I am experimenting with ways to deal with overplotting in R, and one thing I want to try is to plot individual points but color them by the density of their neighborhood. In order to do this I would need to compute a 2D kernel density estimate at each point. However, it seems that the standard kernel density estimation functions are all grid-based. Is there a function for computing 2D kernel density estimates at specific points that I specify? I would imagine a function that takes x and y vectors as arguments and returns a vector of density estimates.
15
votes
Is there a specific reason why alpha blending or more standard binning approaches (like hexagonal binning) aren't sufficient?
– joran
I want outliers to be clearly visible as individual points. Alpha belnding makes the outliers faint, and hexagonal binning turns them into entire hexagons instead of single points. Kernel density estimation on the entire grid does a good job for most of the data, but all the outlier points turn into little gaussian "puffs", so I want to instead compute the kernel density estimate and use it to assign a color to each point. This would produce essentially the same appearance as the grid-based approach wherever lots of points overlap, but would make outliers plainly visible as discrete points.
– Ryan C. Thompson
2 Answers
6
votes
If I understand what you want to do, it could be achieved by fitting a smoothing model to the grid density estimate and then using that to predict the density at each point you are interested in. For example:
# Simulate some data and put in data frame DF
n <- 100
x <- rnorm(n)
y <- 3 + 2* x * rexp(n) + rnorm(n)
# add some outliers
y[sample(1:n,20)] <- rnorm(20,20,20)
DF <- data.frame(x,y)
# Calculate 2d density over a grid
library(MASS)
dens <- kde2d(x,y)
# create a new data frame of that 2d density grid
# (needs checking that I haven't stuffed up the order here of z?)

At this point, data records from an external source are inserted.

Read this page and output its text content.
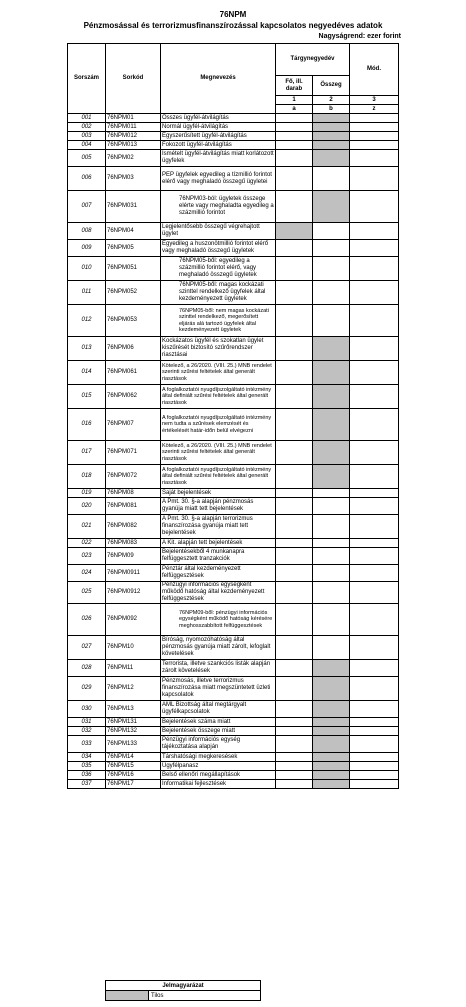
76NPM
Pénzmosással és terrorizmusfinanszírozással kapcsolatos negyedéves adatok
Nagyságrend: ezer forint
Sorszám	Sorkód	Megnevezés	Tárgynegyedév		Mód.
			Fő, ill. darab	Összeg	
			1	2	3
			a	b	z
001	76NPM01	Összes ügyfél-átvilágítás			
002	76NPM011	Normál ügyfél-átvilágítás			
003	76NPM012	Egyszerűsített ügyfél-átvilágítás			
004	76NPM013	Fokozott ügyfél-átvilágítás			
005	76NPM02	Ismételt ügyfél-átvilágítás miatt korlátozott ügyfelek			
006	76NPM03	PEP ügyfelek egyedileg a tízmillió forintot elérő vagy meghaladó összegű ügyletei			
007	76NPM031	76NPM03-ból: ügyletek összege elérte vagy meghaladta egyedileg a százmillió forintot			
008	76NPM04	Legjelentősebb összegű végrehajtott ügylet			
009	76NPM05	Egyedileg a huszonötmillió forintot elérő vagy meghaladó összegű ügyletek			
010	76NPM051	76NPM05-ből: egyedileg a százmillió forintot elérő, vagy meghaladó összegű ügyletek			
011	76NPM052	76NPM05-ből: magas kockázati szinttel rendelkező ügyfelek által kezdeményezett ügyletek			
012	76NPM053	76NPM05-ből: nem magas kockázati szinttel rendelkező, megerősített eljárás alá tartozó ügyfelek által kezdeményezett ügyletek			
013	76NPM06	Kockázatos ügyfél és szokatlan ügylet kiszűrését biztosító szűrőrendszer riasztásai			
014	76NPM061	Kötelező, a 26/2020. (VIII. 25.) MNB rendelet szerinti szűrési feltételek által generált riasztások			
015	76NPM062	A foglalkoztatói nyugdíjszolgáltató intézmény által definiált szűrési feltételek által generált riasztások			
016	76NPM07	A foglalkoztatói nyugdíjszolgáltató intézmény nem tudta a szűrések elemzését és értékelését határ-időn belül elvégezni			
017	76NPM071	Kötelező, a 26/2020. (VIII. 25.) MNB rendelet szerinti szűrési feltételek által generált riasztások			
018	76NPM072	A foglalkoztatói nyugdíjszolgáltató intézmény által definiált szűrési feltételek által generált riasztások			
019	76NPM08	Saját bejelentések			
020	76NPM081	A Pmt. 30. §-a alapján pénzmosás gyanúja miatt tett bejelentések			
021	76NPM082	A Pmt. 30. §-a alapján terrorizmus finanszírozása gyanúja miatt tett bejelentések			
022	76NPM083	A Kit. alapján tett bejelentések			
023	76NPM09	Bejelentésekből 4 munkanapra felfüggesztett tranzakciók			
024	76NPM0911	Pénztár által kezdeményezett felfüggesztések			
025	76NPM0912	Pénzügyi információs egységként működő hatóság által kezdeményezett felfüggesztések			
026	76NPM092	76NPM09-ből: pénzügyi információs egységként működő hatóság kérésére meghosszabbított felfüggesztések			
027	76NPM10	Bíróság, nyomozóhatóság által pénzmosás gyanúja miatt zárolt, lefoglalt követelések			
028	76NPM11	Terrorista, illetve szankciós listák alapján zárolt követelések			
029	76NPM12	Pénzmosás, illetve terrorizmus finanszírozása miatt megszüntetett üzleti kapcsolatok			
030	76NPM13	AML Bizottság által megtárgyalt ügyfélkapcsolatok			
031	76NPM131	Bejelentések száma miatt			
032	76NPM132	Bejelentések összege miatt			
033	76NPM133	Pénzügyi információs egység tájékoztatása alapján			
034	76NPM14	Társhatósági megkeresések			
035	76NPM15	Ügyfélpanasz			
036	76NPM16	Belső ellenőri megállapítások			
037	76NPM17	Informatikai fejlesztések			
Jelmagyarázat
	Tilos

gr <- data.frame(with(dens, expand.grid(x,y)), as.vector(dens$z))
names(gr) <- c("xgr", "ygr", "zgr")
# Fit a model
mod <- loess(zgr~xgr*ygr, data=gr)
# Apply the model to the original data to estimate density at that point
DF$pointdens <- predict(mod, newdata=data.frame(xgr=x, ygr=y))
# Draw plot
library(ggplot2)
ggplot(DF, aes(x=x,y=y, color=pointdens)) + geom_point()
Or, if I just change n 10^6 we get
4
votes
I eventually found the precise function I was looking for: interp.surface
from the fields
package. From the help text:
Uses bilinear weights to interpolate values on a rectangular grid to arbitrary locations or to another grid.